Georgia House, Senate agree to $3,000 teacher pay raise

Georgia’s state Capitol. BRANDEN CAMP/SPECIAL

Georgia’s state Capitol. BRANDEN CAMP/SPECIAL

Georgia teachers can expect a $3,000 pay raise, starting July 1, under a new state spending plan House and Senate leaders agreed to Wednesday.

The measure, approved by budget conferees for the two chambers, also calls for a 2 percent pay raise in the coming year for tens of thousands of state and University System of Georgia employees.

The record $27.5 billion state budget for fiscal 2020, which begins July 1, is expected to receive a final blessing from the two chambers in the next few days. The 2019 General Assembly session is scheduled to end Tuesday, and passing a balanced budget is the only thing legislators must do, by law, before then.

Gov. Brian Kemp has called the $3,000 raise a down payment on his campaign promise — made in the fall — to give teachers a $5,000 raise.

Senate Appropriations Chairman Jack Hill, R-Reidsville, said of the new budget plan, "It does a good bit to advance the objectives Governor Kemp outlined in his campaign and has outlined since he became governor."

Teacher groups were pleased with the agreement.

“This plan reflects a substantial down payment on an important promise made to Georgia teachers, who have received a dedicated pay raise on the state salary schedule only once in the last decade,” said Margaret Ciccarelli, a lobbyist for the Professional Association of Georgia Educators, the state’s largest teacher group.

It will be one of the largest teacher pay raises in state history. Gov. Zell Miller pushed 6 percent pay raises for four years during his second term in the 1990s in an effort to make average teacher pay in Georgia the highest in the Southeast, but increases have been small or nonexistent many years since the Great Recession hit in the late 2000s.

The House had initially agreed to $2,775 raises because the chamber's budget writers said Kemp's spending plan didn't include money for thousands of school psychologists, counselors, media specialists, social workers, speech and language pathologists, and instructional technologists.

Senators voted to delay the raises until Sept. 1 to save enough money to bump them back up to $3,000. In the end, House and Senate leaders made cuts elsewhere in the budget and agreed to start the raises July 1.

Both chambers also agreed to borrow $150 million for a new voting system in Georgia. The state plans to replace its electronic voting machines with a voting system that has a paper trail.

The budget for the coming year fully funds the k-12 school formula, which was shorted for more than a decade before Gov. Nathan Deal added money to it during the 2018 session.

Most of the increased spending in the budget goes to k-12 schools and public health care, two big-ticket areas of state spending that traditionally grow in a major way each year.

But it includes millions for some of Kemp’s other priorities, including grants for schools to upgrade their security systems. Each of the state’s nearly 2,300 public schools will receive security grants.

Hill highlighted extra money for mental health programs and $1.5 million to improve the counting of Georgians in the 2020 census, which makes an impact in areas such as congressional representation and federal funding for some programs.

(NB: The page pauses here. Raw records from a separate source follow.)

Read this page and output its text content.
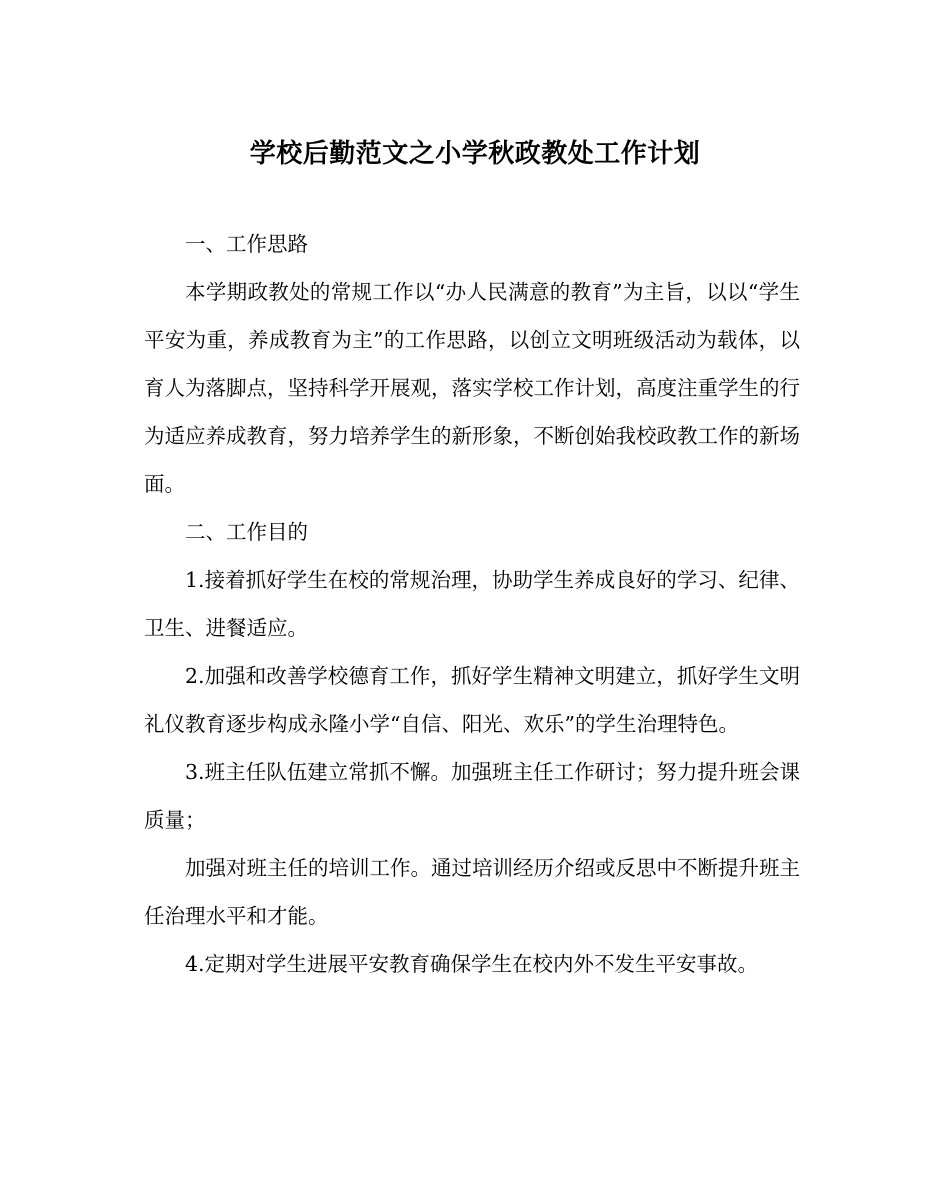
学校后勤范文之小学秋政教处工作计划

一、工作思路

本学期政教处的常规工作以“办人民满意的教育”为主旨，以以“学生平安为重，养成教育为主”的工作思路，以创立文明班级活动为载体，以育人为落脚点，坚持科学开展观，落实学校工作计划，高度注重学生的行为适应养成教育，努力培养学生的新形象，不断创始我校政教工作的新场面。

二、工作目的

1.接着抓好学生在校的常规治理，协助学生养成良好的学习、纪律、卫生、进餐适应。

2.加强和改善学校德育工作，抓好学生精神文明建立，抓好学生文明礼仪教育逐步构成永隆小学“自信、阳光、欢乐”的学生治理特色。

3.班主任队伍建立常抓不懈。加强班主任工作研讨；努力提升班会课质量；

加强对班主任的培训工作。通过培训经历介绍或反思中不断提升班主任治理水平和才能。

4.定期对学生进展平安教育确保学生在校内外不发生平安事故。
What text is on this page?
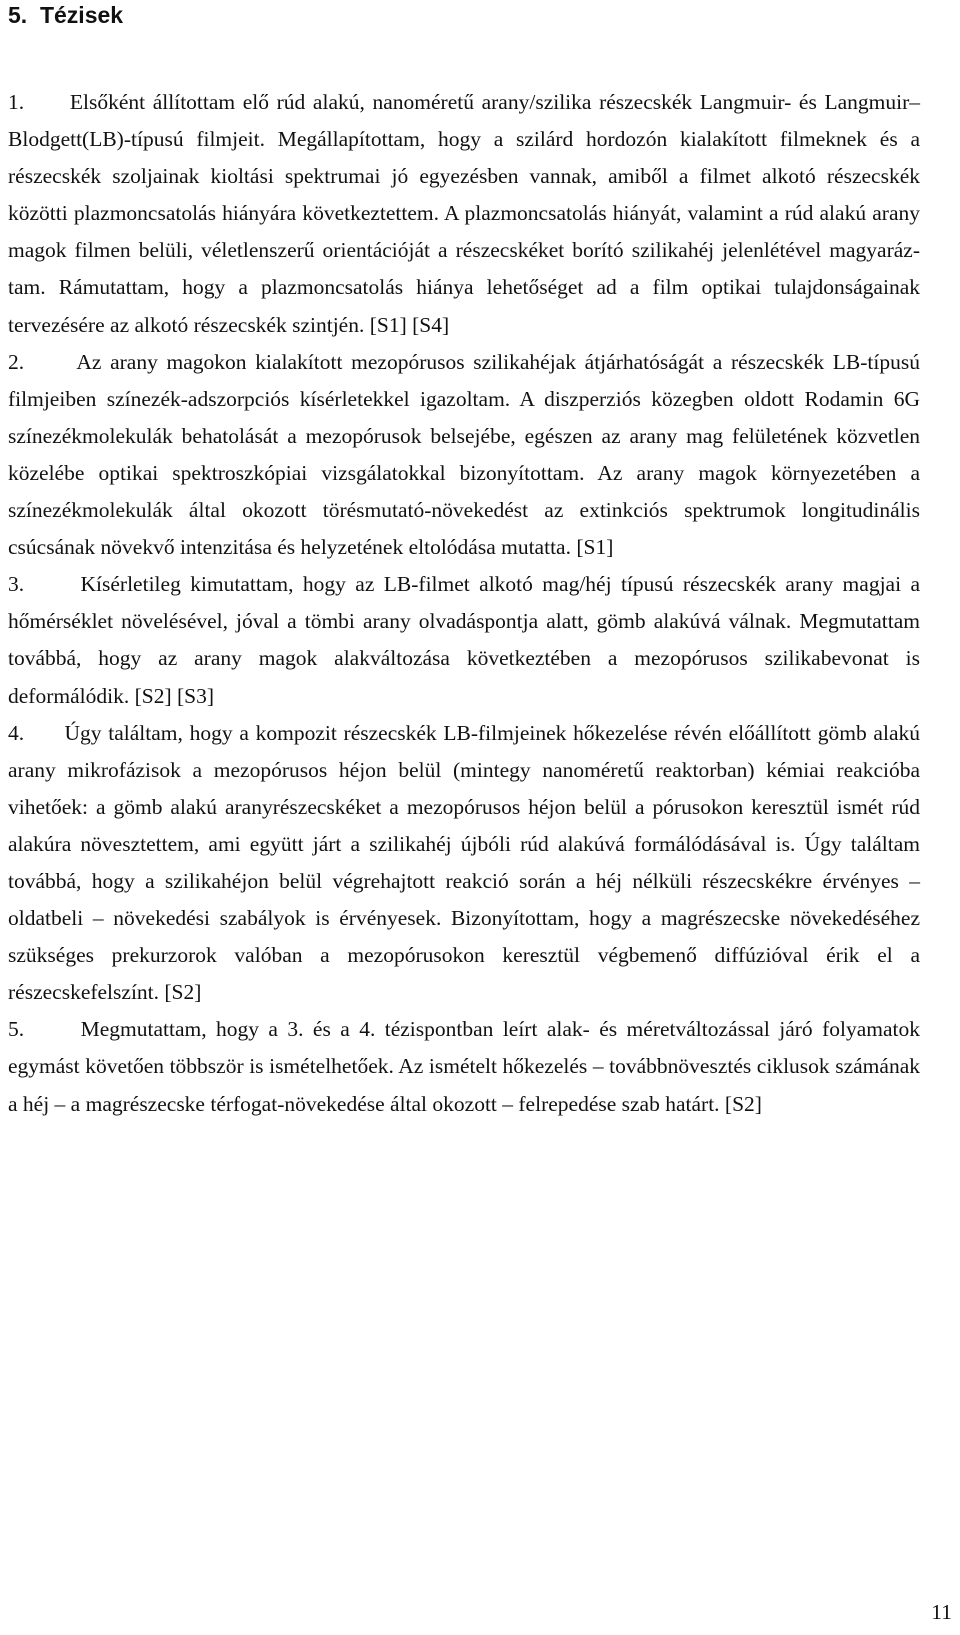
5. Tézisek

1. Elsőként állítottam elő rúd alakú, nanoméretű arany/szilika részecskék Langmuir- és Langmuir–Blodgett(LB)-típusú filmjeit. Megállapítottam, hogy a szilárd hordozón kialakított filmeknek és a részecskék szoljainak kioltási spektrumai jó egyezésben vannak, amiből a filmet alkotó részecskék közötti plazmoncsatolás hiányára következtettem. A plazmoncsatolás hiányát, valamint a rúd alakú arany magok filmen belüli, véletlenszerű orientációját a részecskéket borító szilikahéj jelenlétével magyaráztam. Rámutattam, hogy a plazmoncsatolás hiánya lehetőséget ad a film optikai tulajdonságainak tervezésére az alkotó részecskék szintjén. [S1] [S4]

2. Az arany magokon kialakított mezopórusos szilikahéjak átjárhatóságát a részecskék LB-típusú filmjeiben színezék-adszorpciós kísérletekkel igazoltam. A diszperziós közegben oldott Rodamin 6G színezékmolekulák behatolását a mezopórusok belsejébe, egészen az arany mag felületének közvetlen közelébe optikai spektroszkópiai vizsgálatokkal bizonyítottam. Az arany magok környezetében a színezékmolekulák által okozott törésmutató-növekedést az extinkciós spektrumok longitudinális csúcsának növekvő intenzitása és helyzetének eltolódása mutatta. [S1]

3.	Kísérletileg kimutattam, hogy az LB-filmet alkotó mag/héj típusú részecskék arany magjai a hőmérséklet növelésével, jóval a tömbi arany olvadáspontja alatt, gömb alakúvá válnak. Megmutattam továbbá, hogy az arany magok alakváltozása következtében a mezopórusos szilikabevonat is deformálódik. [S2] [S3]

4. Úgy találtam, hogy a kompozit részecskék LB-filmjeinek hőkezelése révén előállított gömb alakú arany mikrofázisok a mezopórusos héjon belül (mintegy nanoméretű reaktorban) kémiai reakcióba vihetőek: a gömb alakú aranyrészecskéket a mezopórusos héjon belül a pórusokon keresztül ismét rúd alakúra növesztettem, ami együtt járt a szilikahéj újbóli rúd alakúvá formálódásával is. Úgy találtam továbbá, hogy a szilikahéjon belül végrehajtott reakció során a héj nélküli részecskékre érvényes – oldatbeli – növekedési szabályok is érvényesek. Bizonyítottam, hogy a magrészecske növekedéséhez szükséges prekurzorok valóban a mezopórusokon keresztül végbemenő diffúzióval érik el a részecskefelszínt. [S2]

5.	Megmutattam, hogy a 3. és a 4. tézispontban leírt alak- és méretváltozással járó folyamatok egymást követően többször is ismételhetőek. Az ismételt hőkezelés – továbbnövesztés ciklusok számának a héj – a magrészecske térfogat-növekedése által okozott – felrepedése szab határt. [S2]

11
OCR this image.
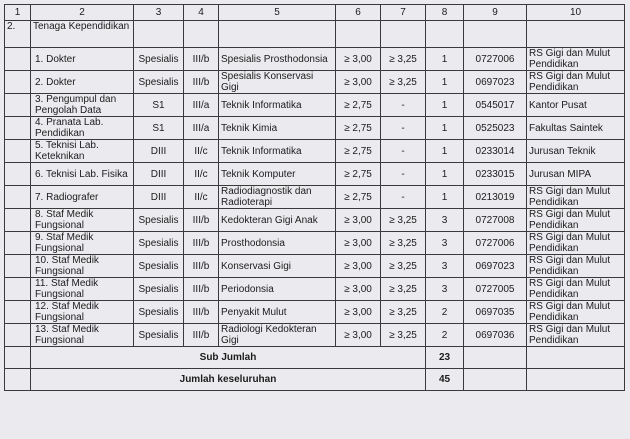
1	2	3	4	5	6	7	8	9	10
2.	Tenaga Kependidikan								
	1. Dokter	Spesialis	III/b	Spesialis Prosthodonsia	≥ 3,00	≥ 3,25	1	0727006	RS Gigi dan Mulut Pendidikan
	2. Dokter	Spesialis	III/b	Spesialis Konservasi Gigi	≥ 3,00	≥ 3,25	1	0697023	RS Gigi dan Mulut Pendidikan
	3. Pengumpul dan Pengolah Data	S1	III/a	Teknik Informatika	≥ 2,75	-	1	0545017	Kantor Pusat
	4. Pranata Lab. Pendidikan	S1	III/a	Teknik Kimia	≥ 2,75	-	1	0525023	Fakultas Saintek
	5. Teknisi Lab. Keteknikan	DIII	II/c	Teknik Informatika	≥ 2,75	-	1	0233014	Jurusan Teknik
	6. Teknisi Lab. Fisika	DIII	II/c	Teknik Komputer	≥ 2,75	-	1	0233015	Jurusan MIPA
	7. Radiografer	DIII	II/c	Radiodiagnostik dan Radioterapi	≥ 2,75	-	1	0213019	RS Gigi dan Mulut Pendidikan
	8. Staf Medik Fungsional	Spesialis	III/b	Kedokteran Gigi Anak	≥ 3,00	≥ 3,25	3	0727008	RS Gigi dan Mulut Pendidikan
	9. Staf Medik Fungsional	Spesialis	III/b	Prosthodonsia	≥ 3,00	≥ 3,25	3	0727006	RS Gigi dan Mulut Pendidikan
	10. Staf Medik Fungsional	Spesialis	III/b	Konservasi Gigi	≥ 3,00	≥ 3,25	3	0697023	RS Gigi dan Mulut Pendidikan
	11. Staf Medik Fungsional	Spesialis	III/b	Periodonsia	≥ 3,00	≥ 3,25	3	0727005	RS Gigi dan Mulut Pendidikan
	12. Staf Medik Fungsional	Spesialis	III/b	Penyakit Mulut	≥ 3,00	≥ 3,25	2	0697035	RS Gigi dan Mulut Pendidikan
	13. Staf Medik Fungsional	Spesialis	III/b	Radiologi Kedokteran Gigi	≥ 3,00	≥ 3,25	2	0697036	RS Gigi dan Mulut Pendidikan
	Sub Jumlah						23		
	Jumlah keseluruhan						45		
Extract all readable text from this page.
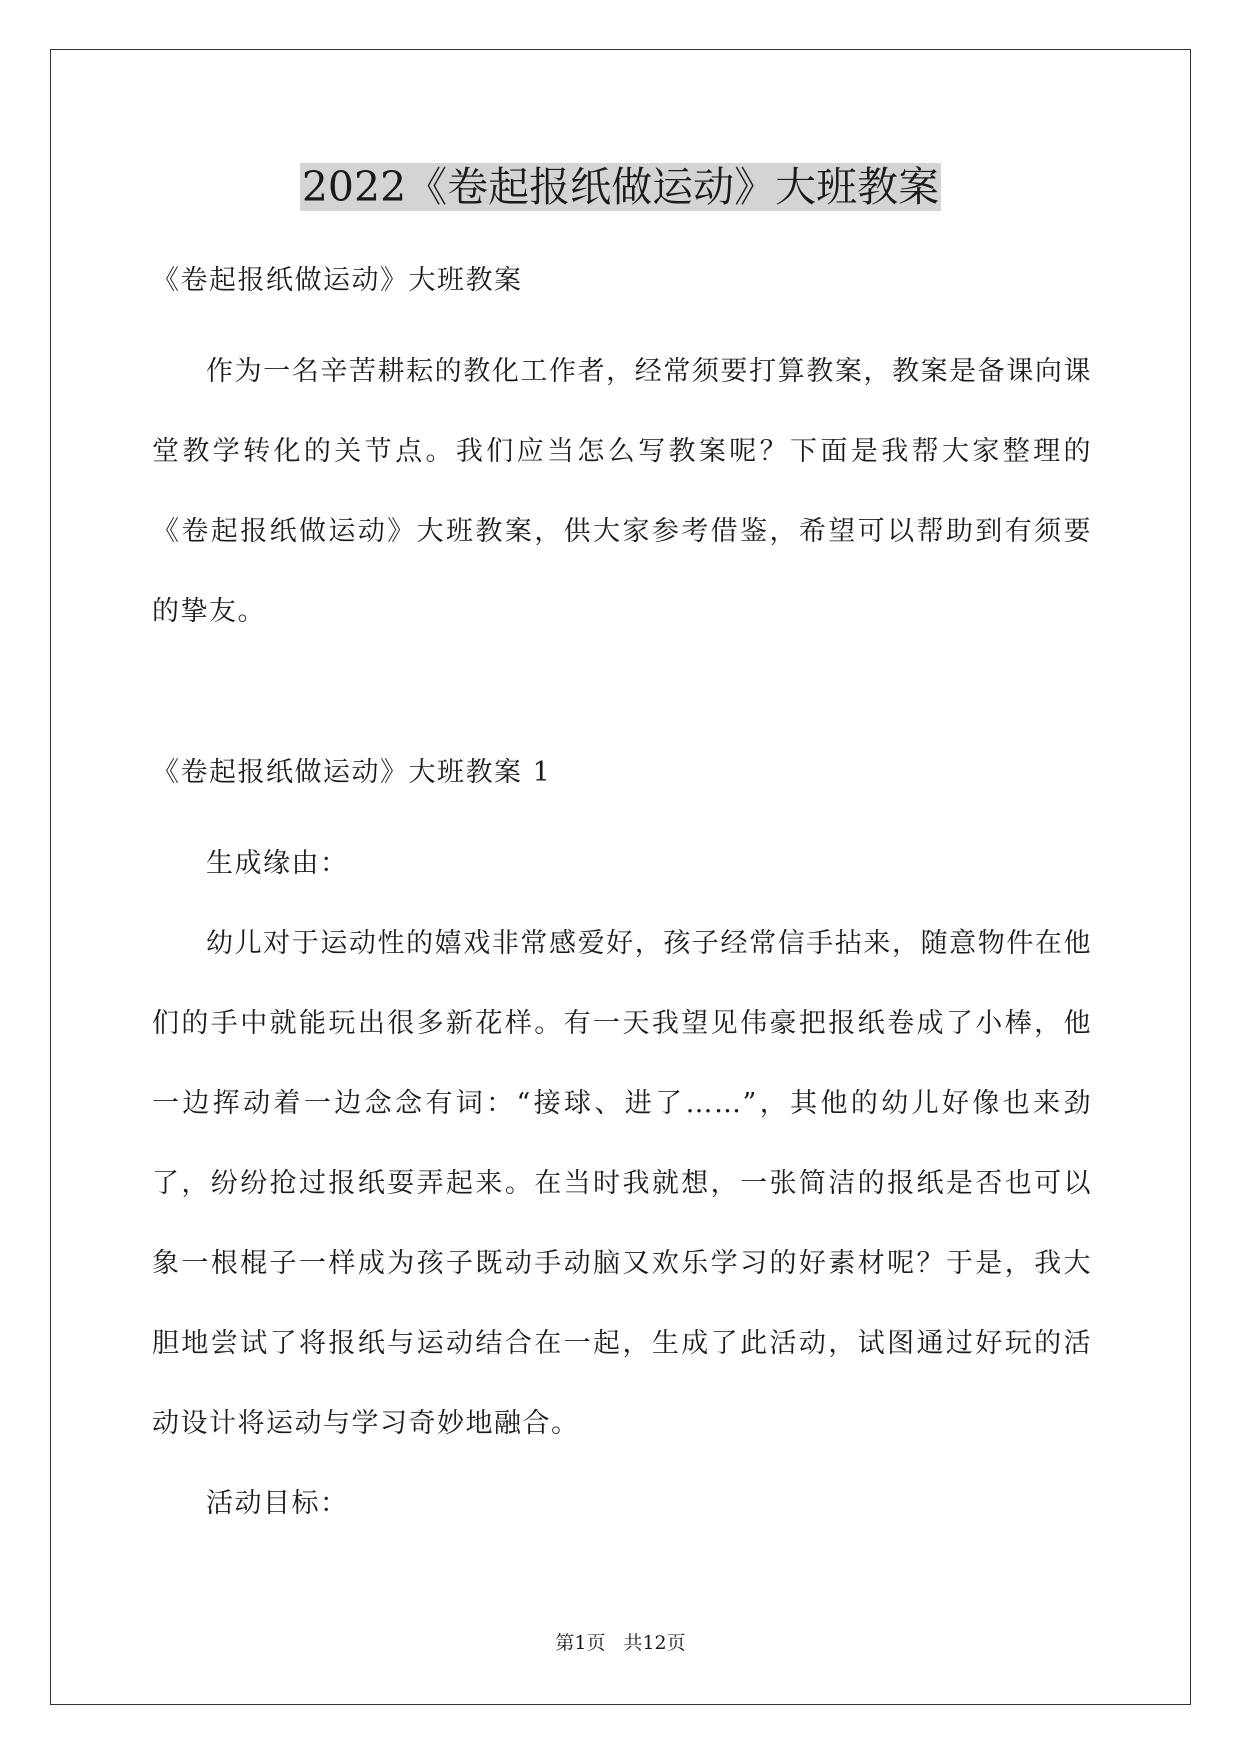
2022《卷起报纸做运动》大班教案

《卷起报纸做运动》大班教案

作为一名辛苦耕耘的教化工作者，经常须要打算教案，教案是备课向课堂教学转化的关节点。我们应当怎么写教案呢？下面是我帮大家整理的《卷起报纸做运动》大班教案，供大家参考借鉴，希望可以帮助到有须要的挚友。

《卷起报纸做运动》大班教案 1

生成缘由：

幼儿对于运动性的嬉戏非常感爱好，孩子经常信手拈来，随意物件在他们的手中就能玩出很多新花样。有一天我望见伟豪把报纸卷成了小棒，他一边挥动着一边念念有词：“接球、进了……”，其他的幼儿好像也来劲了，纷纷抢过报纸耍弄起来。在当时我就想，一张简洁的报纸是否也可以象一根棍子一样成为孩子既动手动脑又欢乐学习的好素材呢？于是，我大胆地尝试了将报纸与运动结合在一起，生成了此活动，试图通过好玩的活动设计将运动与学习奇妙地融合。

活动目标：

第1页 共12页
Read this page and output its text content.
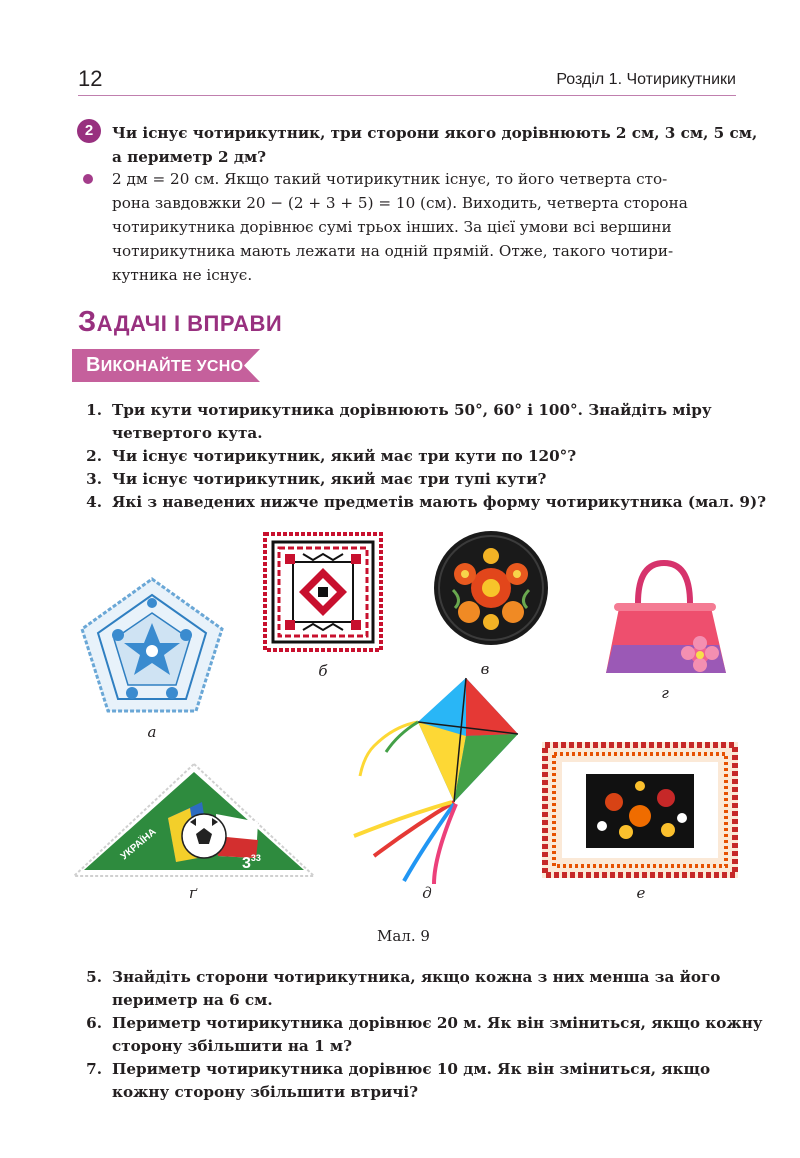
12	Розділ 1. Чотирикутники
2	Чи існує чотирикутник, три сторони якого дорівнюють 2 см, 3 см, 5 см,
а периметр 2 дм?
2 дм = 20 см. Якщо такий чотирикутник існує, то його четверта сто-
рона завдовжки 20 − (2 + 3 + 5) = 10 (см). Виходить, четверта сторона
чотирикутника дорівнює сумі трьох інших. За цієї умови всі вершини
чотирикутника мають лежати на одній прямій. Отже, такого чотири-
кутника не існує.
ЗАДАЧІ І ВПРАВИ
ВИКОНАЙТЕ УСНО
1. Три кути чотирикутника дорівнюють 50°, 60° і 100°. Знайдіть міру
четвертого кута.
2. Чи існує чотирикутник, який має три кути по 120°?
3. Чи існує чотирикутник, який має три тупі кути?
4. Які з наведених нижче предметів мають форму чотирикутника (мал. 9)?
а
б	в
г
УКРАЇНА
$3^{33}$
ґ	д	е
Мал. 9
5. Знайдіть сторони чотирикутника, якщо кожна з них менша за його
периметр на 6 см.
6. Периметр чотирикутника дорівнює 20 м. Як він зміниться, якщо кожну
сторону збільшити на 1 м?
7. Периметр чотирикутника дорівнює 10 дм. Як він зміниться, якщо
кожну сторону збільшити втричі?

House Appropriations Chairman Terry England, R-Auburn, said the spending plan includes $35 million to start upgrading the state's railroads. That's something that's been badly needed for many years to make moving freight to and from Georgia ports easier and faster, he said.

“It should help us get some of the truck traffic off the road,” England said, “and allow us to get freight to major manufacturers in the state.”